Tuesday, April 04, 2006

Exterminator

"You make a nice cup of tea Mrs Murphy . . . Sure I'll be taking care of your roaches . . . Oh don't be telling me where they are . . . You see I know Mrs Murphy . . . . experienced along these lines . . . And I don't mind telling you Mrs Murphy I like my work and take pride in it."

"Well the city exterminating people were around and left some white powder draws roaches the way whiskey will draw a priest."

"They are a cheap outfit Mrs Murphy. What they left was fluoride. The roaches build up a tolerance and become addicted. They can be dangerous if the fluoride is suddenly withdrawn . . ."

-William S. Burroughs, Exterminator
(1973)


TIME: Your smiling mug shot—what made you think of that and what do you think the consequence of that has been?

DeLay: Oh, I don't know. I said a little prayer. First of all, you only get one take. It's a very humiliating thing, to be booked. And I said a little prayer before I actually did the fingerprint thing, and the picture. And my prayer was basically: "Let people see Christ through me.

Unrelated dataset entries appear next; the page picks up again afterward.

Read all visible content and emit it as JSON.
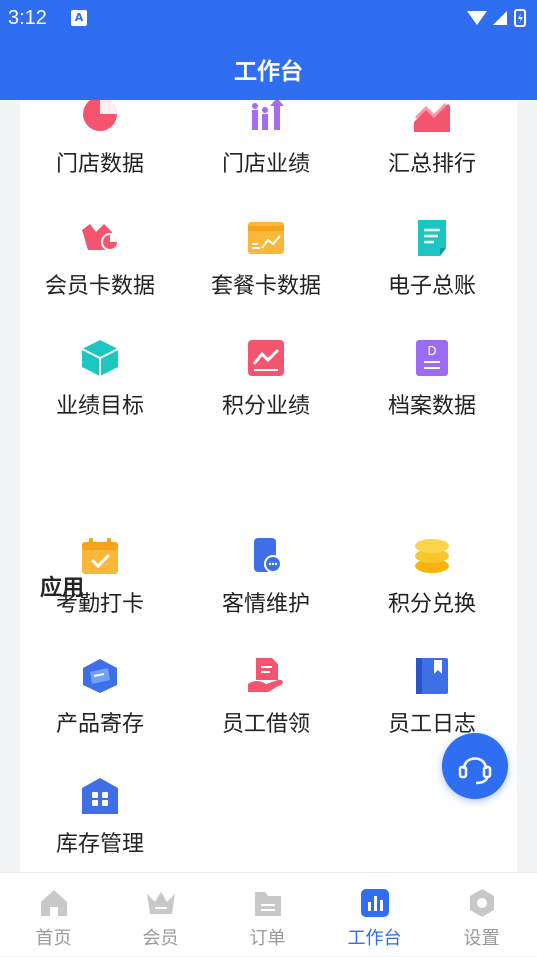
{
  "status_bar": {
    "time": "3:12",
    "sim_label": "A"
  },
  "header": {
    "title": "工作台"
  },
  "grid1": [
    {
      "label": "门店数据",
      "icon": "pie-chart-icon"
    },
    {
      "label": "门店业绩",
      "icon": "people-growth-icon"
    },
    {
      "label": "汇总排行",
      "icon": "trend-chart-icon"
    },
    {
      "label": "会员卡数据",
      "icon": "crown-chart-icon"
    },
    {
      "label": "套餐卡数据",
      "icon": "card-trend-icon"
    },
    {
      "label": "电子总账",
      "icon": "ledger-icon"
    },
    {
      "label": "业绩目标",
      "icon": "box-icon"
    },
    {
      "label": "积分业绩",
      "icon": "line-chart-icon"
    },
    {
      "label": "档案数据",
      "icon": "document-icon"
    }
  ],
  "apps_section": {
    "title": "应用"
  },
  "grid2": [
    {
      "label": "考勤打卡",
      "icon": "calendar-check-icon"
    },
    {
      "label": "客情维护",
      "icon": "phone-chat-icon"
    },
    {
      "label": "积分兑换",
      "icon": "coins-stack-icon"
    },
    {
      "label": "产品寄存",
      "icon": "package-icon"
    },
    {
      "label": "员工借领",
      "icon": "hand-doc-icon"
    },
    {
      "label": "员工日志",
      "icon": "notebook-icon"
    },
    {
      "label": "库存管理",
      "icon": "warehouse-icon"
    }
  ],
  "tabs": [
    {
      "label": "首页",
      "icon": "home-icon",
      "active": false
    },
    {
      "label": "会员",
      "icon": "crown-icon",
      "active": false
    },
    {
      "label": "订单",
      "icon": "folder-icon",
      "active": false
    },
    {
      "label": "工作台",
      "icon": "dashboard-icon",
      "active": true
    },
    {
      "label": "设置",
      "icon": "settings-icon",
      "active": false
    }
  ],
  "colors": {
    "brand": "#2f6ef0",
    "tab_inactive": "#9a9a9a"
  }
}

And let me smile." Now, when they took the shot, from my side, I thought it was fakiest smile I'd ever given. But through the camera, it was glowing. I mean, it had the right impact. Poor old left couldn't use it at all. They had all kind of things planned, they'd spent a lot of money. It made me feel kind of good that all those plans went down the toilet.

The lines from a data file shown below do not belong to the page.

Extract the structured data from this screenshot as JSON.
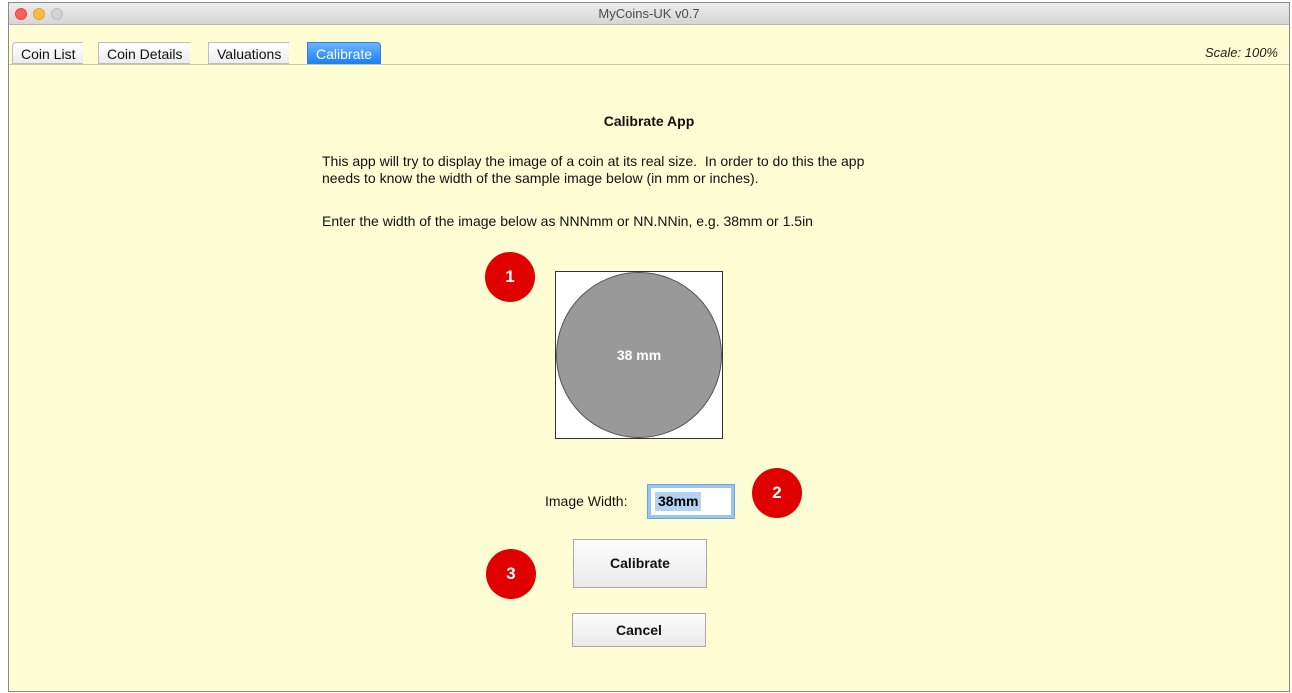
{
  "window": {
    "title": "MyCoins-UK v0.7"
  },
  "tabs": [
    {
      "label": "Coin List",
      "active": false
    },
    {
      "label": "Coin Details",
      "active": false
    },
    {
      "label": "Valuations",
      "active": false
    },
    {
      "label": "Calibrate",
      "active": true
    }
  ],
  "scale_label": "Scale:  100%",
  "calibrate": {
    "heading": "Calibrate App",
    "intro_line1": "This app will try to display the image of a coin at its real size.  In order to do this the app",
    "intro_line2": "needs to know the width of the sample image below (in mm or inches).",
    "instruction": "Enter the width of the image below as NNNmm or NN.NNin, e.g. 38mm or 1.5in",
    "sample_label": "38 mm",
    "width_label": "Image Width:",
    "width_value": "38mm",
    "calibrate_button": "Calibrate",
    "cancel_button": "Cancel"
  },
  "markers": [
    "1",
    "2",
    "3"
  ],
  "colors": {
    "content_background": "#fffdd3",
    "active_tab": "#1a82f7",
    "coin_fill": "#999999",
    "marker": "#e00000"
  }
}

-Time Magazine, Tom DeLay Explains His Decision (2006.04.03)

Before today, it had never occured to me to look for Christ in Tom DeLay's fraudulent smile. If the Gospels are to be trusted, even Jesus was unable to muster a grin at his arraignment.

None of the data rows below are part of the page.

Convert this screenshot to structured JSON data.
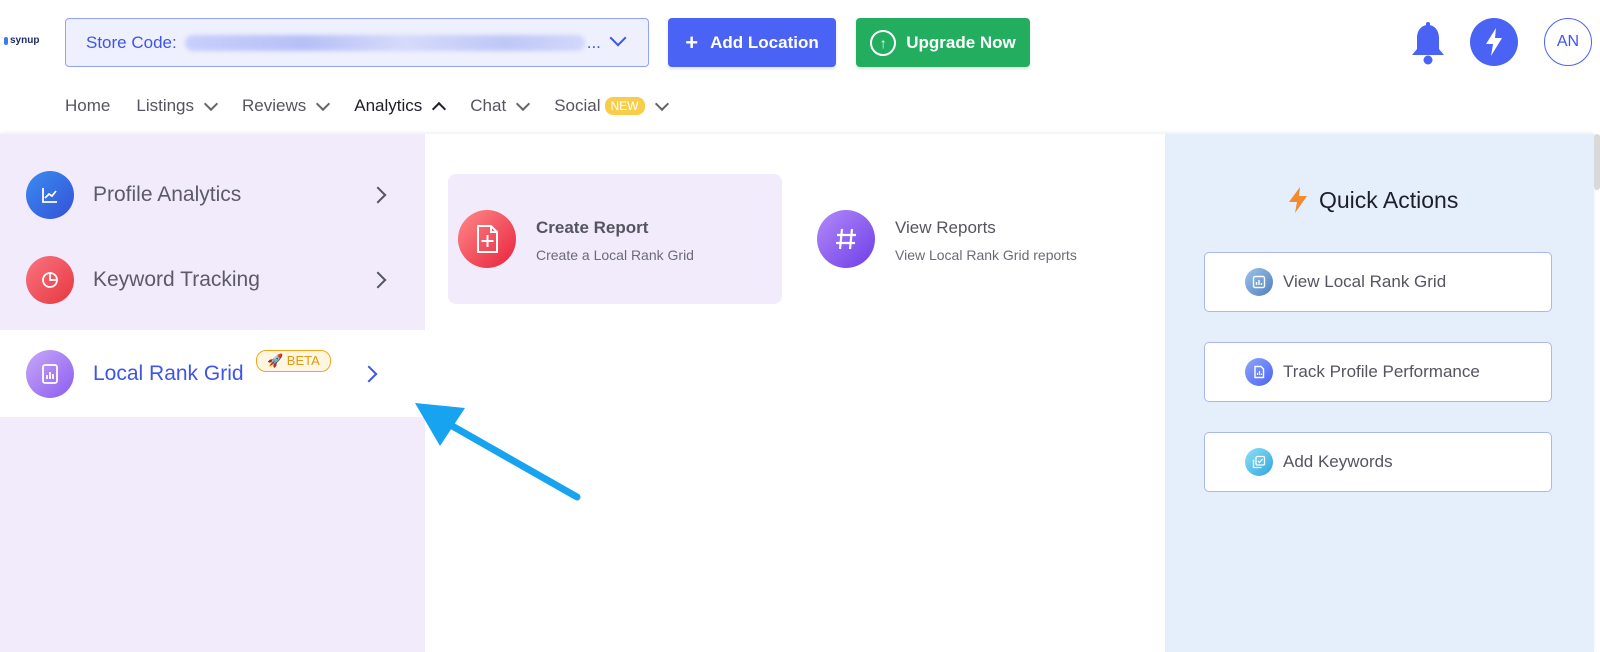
{
  "logo": {
    "text": "synup"
  },
  "store": {
    "label": "Store Code:",
    "ellipsis": "..."
  },
  "header": {
    "add_location": "Add Location",
    "upgrade_now": "Upgrade Now",
    "avatar_initials": "AN",
    "add_location_color": "#4a63f5",
    "upgrade_color": "#23ae5f"
  },
  "nav": {
    "items": [
      {
        "label": "Home"
      },
      {
        "label": "Listings"
      },
      {
        "label": "Reviews"
      },
      {
        "label": "Analytics"
      },
      {
        "label": "Chat"
      },
      {
        "label": "Social",
        "badge": "NEW"
      }
    ]
  },
  "sidebar": {
    "items": [
      {
        "label": "Profile Analytics",
        "icon": "line-chart-icon"
      },
      {
        "label": "Keyword Tracking",
        "icon": "pie-chart-icon"
      },
      {
        "label": "Local Rank Grid",
        "icon": "bar-report-icon",
        "badge": "🚀 BETA",
        "selected": true
      }
    ]
  },
  "cards": [
    {
      "title": "Create Report",
      "subtitle": "Create a Local Rank Grid",
      "icon": "add-document-icon"
    },
    {
      "title": "View Reports",
      "subtitle": "View Local Rank Grid reports",
      "icon": "hash-icon"
    }
  ],
  "quick_actions": {
    "title": "Quick Actions",
    "items": [
      {
        "label": "View Local Rank Grid",
        "icon": "grid-report-icon"
      },
      {
        "label": "Track Profile Performance",
        "icon": "document-chart-icon"
      },
      {
        "label": "Add Keywords",
        "icon": "copy-check-icon"
      }
    ]
  },
  "colors": {
    "accent": "#3e55ea",
    "sidebar_bg": "#f2ebfc",
    "quick_actions_bg": "#e5effc",
    "annotation_arrow": "#17a3ef"
  }
}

My guess is that Tom will get another take on the mug shot, what with a second top aide copping a guilty plea and metamorphing into a federal witness. It's hard to imagine how he could be a more jovial subject the second time around, with neither a majority leader's office nor even a congressional seat to fall back on. DeLay might have thought he could survive Ronnie Earle's state money laundering charges, but he must have reason to believe that a second round of indictments, this time on a federal rap in the Abramoff affair, would be a fatal dose.

The sudden self-squishing of the Bug Man leaves a much-needed void in the Culture of (Non-Insect) Life, just as the empty tomb was bad news for the Culture of Death. Still, there's more whimper than bang in this denouement. In his previous vows to fight to the last, DeLay had seemingly promised, if not a Calvary, at least a Hammerdämmerung. Instead, he has apparently opted for a condo in Virginia.

True believers must obviously be crushed. Less obviously, so too are some of those who have become addicted to the spectacle of DeLay's inexorable political fumigation. The prospect of making the Bug Man a poster boy for Republican corruption and misrule in 2006 had finally attracted the imagination of Democratic campaign strategists (better late than never, I guess). Viewed in this light, the more determined legal flailing from corruption-encrusted GOP incumbents over the summer, the better. So amidst the satisfaction of having finally seen DeLay's demise--which once seemed so improbable--there is perhaps a whiff of disappointment that the man turned out to have so little fight in him.

Such disappointment is misplaced. Any steps which ushers this man closer to the exits of our public life should be welcomed with banners and parades. As for the timing, it cannot be helped.

And as anyone who has ever seen a zombie movie can attest, you don't have the luxury of assuming that the dead aren't going to come back. If DeLay does return, you can bet he won't be looking anything like Jesus.